Adequate glucose should be provided to prevent:
•catabolism
•starvation
•ketosis
•insulin-induced hypoglycaemia.
44. Potassium
The infusion of insulin and glucose induces
an intracellular translocation of potassium,
resulting in a risk of hypokalaemia.
• If renal function is normal and the patient has
initially normal serum potassium, potassium
chloride (10 mmol/L) should be added routinely to
each 500 mL dextrose to maintain normokalaemia.
45. GIK regimen
• GIK stands for (Glucose + Insulin + Potassium).
• In surgical patients who are fasting ( NPO),
should receive insulin through GIK regimen.
• Glucose prevents break down of Glycogen
preventing negative nitrogen balance,
46. How to store Insulin
Store insulin in 2-8 C
Do not keep insulin in a hot place (eg. in a hot, closed
vehicle, on top of a television set) or expose it to heat or
sunlight.
Do not use the insulin if this happens.
Once the insulin has been first used, do not refrigerate, but
keep it in a cool dry place.
Discard the insulin 4 weeks (for vials that are stored at 30
degrees Celsius) and 6 weeks (penfill) after opening.

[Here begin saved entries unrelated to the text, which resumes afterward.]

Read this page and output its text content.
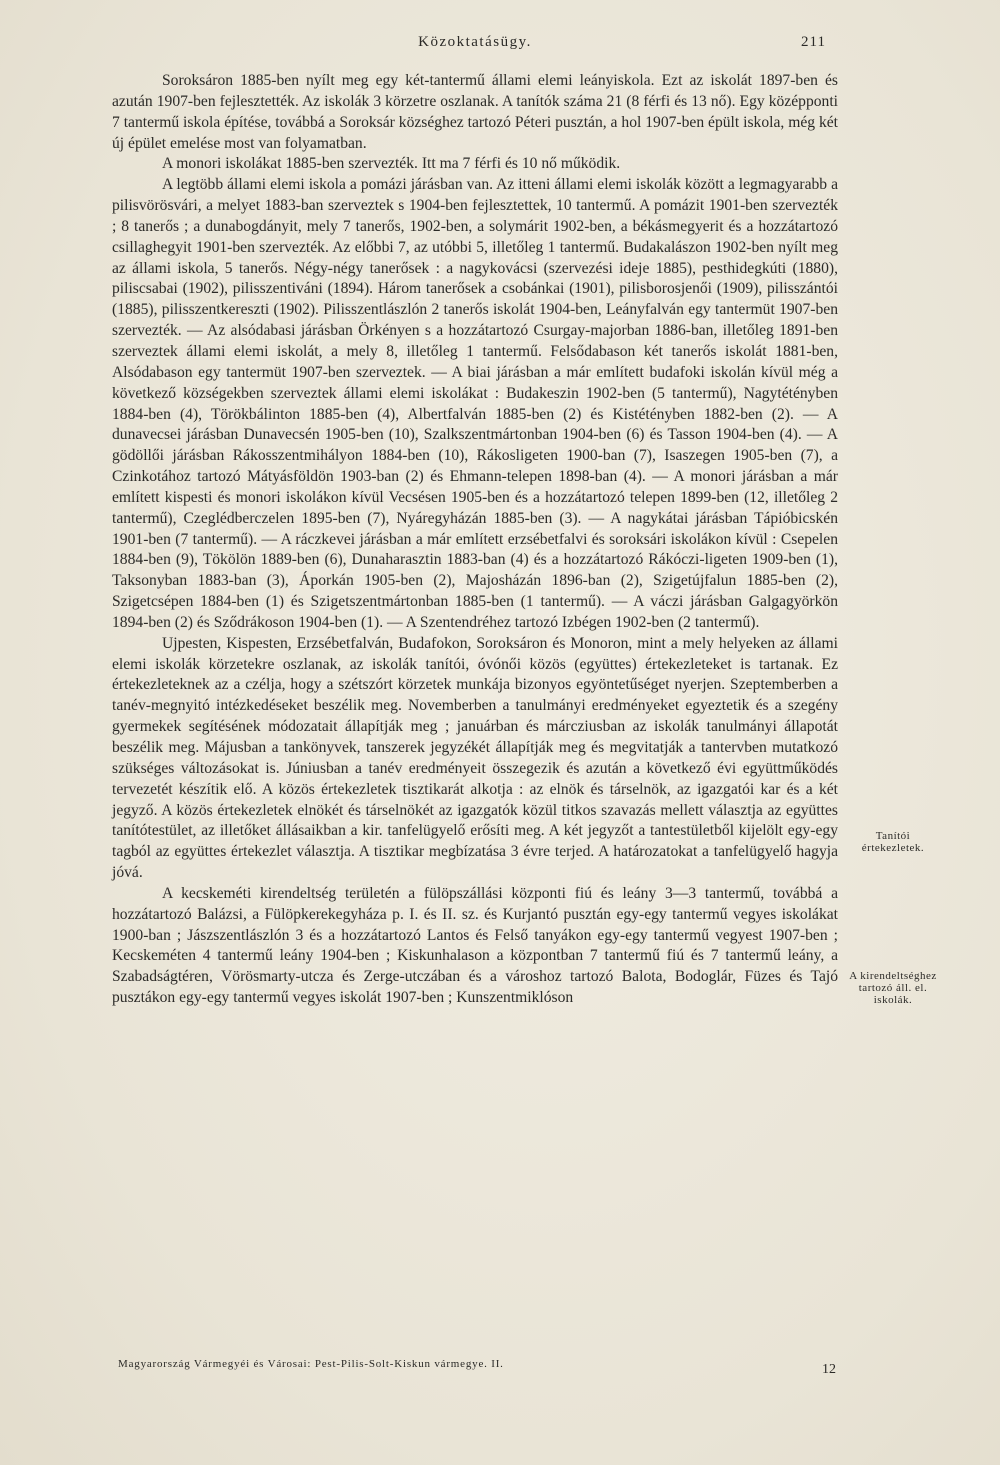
Közoktatásügy.	211

Soroksáron 1885-ben nyílt meg egy két-tantermű állami elemi leányiskola. Ezt az iskolát 1897-ben és azután 1907-ben fejlesztették. Az iskolák 3 körzetre oszlanak. A tanítók száma 21 (8 férfi és 13 nő). Egy középponti 7 tantermű iskola építése, továbbá a Soroksár községhez tartozó Péteri pusztán, a hol 1907-ben épült iskola, még két új épület emelése most van folyamatban.

A monori iskolákat 1885-ben szervezték. Itt ma 7 férfi és 10 nő működik.

A legtöbb állami elemi iskola a pomázi járásban van. Az itteni állami elemi iskolák között a legmagyarabb a pilisvörösvári, a melyet 1883-ban szerveztek s 1904-ben fejlesztettek, 10 tantermű. A pomázit 1901-ben szervezték ; 8 tanerős ; a dunabogdányit, mely 7 tanerős, 1902-ben, a solymárit 1902-ben, a békásmegyerit és a hozzátartozó csillaghegyit 1901-ben szervezték. Az előbbi 7, az utóbbi 5, illetőleg 1 tantermű. Budakalászon 1902-ben nyílt meg az állami iskola, 5 tanerős. Négy-négy tanerősek : a nagykovácsi (szervezési ideje 1885), pesthidegkúti (1880), piliscsabai (1902), pilisszentiváni (1894). Három tanerősek a csobánkai (1901), pilisborosjenői (1909), pilisszántói (1885), pilisszentkereszti (1902). Pilisszentlászlón 2 tanerős iskolát 1904-ben, Leányfalván egy tantermüt 1907-ben szervezték. — Az alsódabasi járásban Örkényen s a hozzátartozó Csurgay-majorban 1886-ban, illetőleg 1891-ben szerveztek állami elemi iskolát, a mely 8, illetőleg 1 tantermű. Felsődabason két tanerős iskolát 1881-ben, Alsódabason egy tantermüt 1907-ben szerveztek. — A biai járásban a már említett budafoki iskolán kívül még a következő községekben szerveztek állami elemi iskolákat : Budakeszin 1902-ben (5 tantermű), Nagytétényben 1884-ben (4), Törökbálinton 1885-ben (4), Albertfalván 1885-ben (2) és Kistétényben 1882-ben (2). — A dunavecsei járásban Dunavecsén 1905-ben (10), Szalkszentmártonban 1904-ben (6) és Tasson 1904-ben (4). — A gödöllői járásban Rákosszentmihályon 1884-ben (10), Rákosligeten 1900-ban (7), Isaszegen 1905-ben (7), a Czinkotához tartozó Mátyásföldön 1903-ban (2) és Ehmann-telepen 1898-ban (4). — A monori járásban a már említett kispesti és monori iskolákon kívül Vecsésen 1905-ben és a hozzátartozó telepen 1899-ben (12, illetőleg 2 tantermű), Czeglédberczelen 1895-ben (7), Nyáregyházán 1885-ben (3). — A nagykátai járásban Tápióbicskén 1901-ben (7 tantermű). — A ráczkevei járásban a már említett erzsébetfalvi és soroksári iskolákon kívül : Csepelen 1884-ben (9), Tökölön 1889-ben (6), Dunaharasztin 1883-ban (4) és a hozzátartozó Rákóczi-ligeten 1909-ben (1), Taksonyban 1883-ban (3), Áporkán 1905-ben (2), Majosházán 1896-ban (2), Szigetújfalun 1885-ben (2), Szigetcsépen 1884-ben (1) és Szigetszentmártonban 1885-ben (1 tantermű). — A váczi járásban Galgagyörkön 1894-ben (2) és Sződrákoson 1904-ben (1). — A Szentendréhez tartozó Izbégen 1902-ben (2 tantermű).

Ujpesten, Kispesten, Erzsébetfalván, Budafokon, Soroksáron és Monoron, mint a mely helyeken az állami elemi iskolák körzetekre oszlanak, az iskolák tanítói, óvónői közös (együttes) értekezleteket is tartanak. Ez értekezleteknek az a czélja, hogy a szétszórt körzetek munkája bizonyos egyöntetűséget nyerjen. Szeptemberben a tanév-megnyitó intézkedéseket beszélik meg. Novemberben a tanulmányi eredményeket egyeztetik és a szegény gyermekek segítésének módozatait állapítják meg ; januárban és márcziusban az iskolák tanulmányi állapotát beszélik meg. Májusban a tankönyvek, tanszerek jegyzékét állapítják meg és megvitatják a tantervben mutatkozó szükséges változásokat is. Júniusban a tanév eredményeit összegezik és azután a következő évi együttműködés tervezetét készítik elő. A közös értekezletek tisztikarát alkotja : az elnök és társelnök, az igazgatói kar és a két jegyző. A közös értekezletek elnökét és társelnökét az igazgatók közül titkos szavazás mellett választja az együttes tanítótestület, az illetőket állásaikban a kir. tanfelügyelő erősíti meg. A két jegyzőt a tantestületből kijelölt egy-egy tagból az együttes értekezlet választja. A tisztikar megbízatása 3 évre terjed. A határozatokat a tanfelügyelő hagyja jóvá.

A kecskeméti kirendeltség területén a fülöpszállási központi fiú és leány 3—3 tantermű, továbbá a hozzátartozó Balázsi, a Fülöpkerekegyháza p. I. és II. sz. és Kurjantó pusztán egy-egy tantermű vegyes iskolákat 1900-ban ; Jászszentlászlón 3 és a hozzátartozó Lantos és Felső tanyákon egy-egy tantermű vegyest 1907-ben ; Kecskeméten 4 tantermű leány 1904-ben ; Kiskunhalason a központban 7 tantermű fiú és 7 tantermű leány, a Szabadságtéren, Vörösmarty-utcza és Zerge-utczában és a városhoz tartozó Balota, Bodoglár, Füzes és Tajó pusztákon egy-egy tantermű vegyes iskolát 1907-ben ; Kunszentmiklóson

Tanítói értekezletek.
A kirendeltséghez tartozó áll. el. iskolák.
Magyarország Vármegyéi és Városai: Pest-Pilis-Solt-Kiskun vármegye. II.	12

Keep this medication out of reach of children.
Throw away all expired medication.
47. Summary
• Insulin extracted from an animal pancreas was first administered in
1921; the first insulin analogue was marketed in 1996.
• Insulin is considered the therapeutic standard in patients with
advanced insulin deficiency.
• Types of available insulin products have different onset, peak, and
duration of action ranging from ultra-short-acting to ultra-long-
acting.
• The US Food and Drug Administration approved an inhaled insulin
product in 2014; all other products are administered
subcutaneously.
• Concentrated insulin preparations provide an alternative for
patients requiring consistently high daily doses of insulin.